Os Samurais continuam em ascenção na Era seguinte, Azuchi-Momoyama (1568-1600), marcada por guerras internas e seu traje evolui para o kamishimo - um kimono masculino com uma saia-calça ampla. Este traje continuou sendo usado até a segunda metade do século XIX.

Esta ascensão dos Samurais, e seus quase quatro séculos de permanência no poder, vincula para sempre a imagem dos quimonos às artes marciais. Podemos supor inclusive que a evolução das técnicas de tecelagem, modelagem e costura destas peças de roupa esteja fortemente baseada nas exigências de desempenho durante o seu uso. Afinal, a amplitude de movimentos e a eficiência da proteção da roupa de um Samurai são muito importantes para o sucesso da prática das artes marciais.

Mesmo durante os 250 anos de paz interna do xogunato Tokugawa (1600-1868) o quimono permanece em uso na forma do Haori usado no traje Kosode.

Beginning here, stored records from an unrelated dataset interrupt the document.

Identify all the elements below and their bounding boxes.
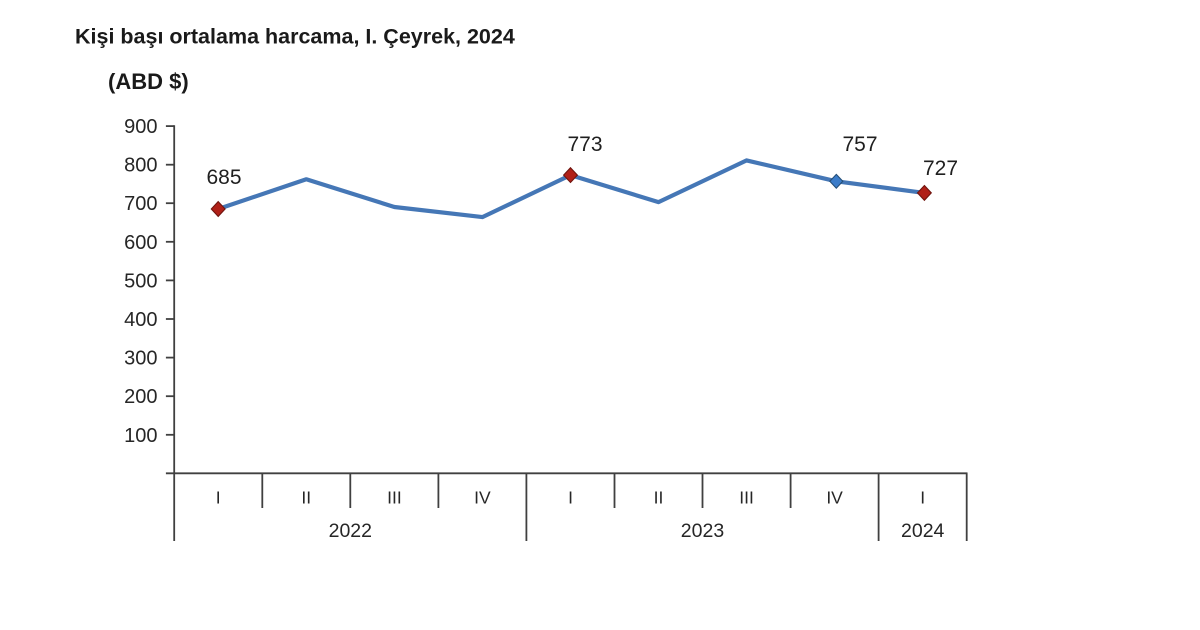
svg-text:III: III	[739, 487, 754, 507]
svg-text:2022: 2022	[329, 520, 372, 542]
svg-text:773: 773	[567, 133, 602, 156]
svg-text:727: 727	[923, 157, 958, 180]
svg-text:600: 600	[124, 232, 157, 254]
svg-text:700: 700	[124, 193, 157, 215]
svg-text:100: 100	[124, 425, 157, 447]
svg-text:III: III	[387, 487, 402, 507]
svg-text:I: I	[568, 487, 573, 507]
svg-text:(ABD $): (ABD $)	[108, 69, 189, 94]
svg-text:800: 800	[124, 155, 157, 177]
svg-text:500: 500	[124, 270, 157, 292]
svg-text:300: 300	[124, 348, 157, 370]
svg-text:II: II	[301, 487, 311, 507]
svg-text:Kişi başı ortalama harcama, I.: Kişi başı ortalama harcama, I. Çeyrek, 2…	[75, 25, 515, 49]
svg-text:900: 900	[124, 116, 157, 138]
svg-text:200: 200	[124, 386, 157, 408]
svg-text:400: 400	[124, 309, 157, 331]
svg-text:IV: IV	[826, 487, 843, 507]
svg-text:2024: 2024	[901, 520, 945, 542]
svg-text:757: 757	[842, 133, 877, 156]
svg-text:IV: IV	[474, 487, 491, 507]
svg-text:685: 685	[206, 166, 241, 189]
svg-text:I: I	[920, 487, 925, 507]
svg-text:I: I	[216, 487, 221, 507]
svg-text:II: II	[654, 487, 664, 507]
svg-text:2023: 2023	[681, 520, 724, 542]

Trata-se de uma peça curta, superior, cujas semelhanças com o quimono contemporâneo são o trespasse na frente e as mangas amplas.

O Haori é mais colorido, ornamentado e é usado por homens e mulheres.
Além destas características serem um reflexo de um período de paz, são também um reflexo da evolução das técnicas de tingimento, pinturas, bordados e da tecelagem com desenhos.

No aspecto cultural, estas técnicas foram usadas para imprimir e bordar símbolos que representavam a atividade profissional da pessoa ou a insígnia do chefe da família.

Até então os trajes representavam informações de status social e hierarquia de poder. Neste contexto, as estampas e ornamentos passam a desempenhar também esta função de destaque destas informações, o que nos remete à veiculação da identidade das culturas dos povos estampada nas obras do “Kimono Project”.

A partir da restauração Meiji, em 1868, por decreto do governo do Japão, o povo japonês passa a usar vestuário ocidental.

Ao final da 1º Guerra mundial, em 1918, quase todos os homens já estavam habituados a usar ternos, camisas, calças e sapatos de couro, mas o quimono continua a sua tradição no oriente até hoje e ainda exerce forte influência na cultura ocidental, na moda feminina e masculina, nos uniformes de artes marciais e na ergonomia do desenho industrial de modelagem como um todo.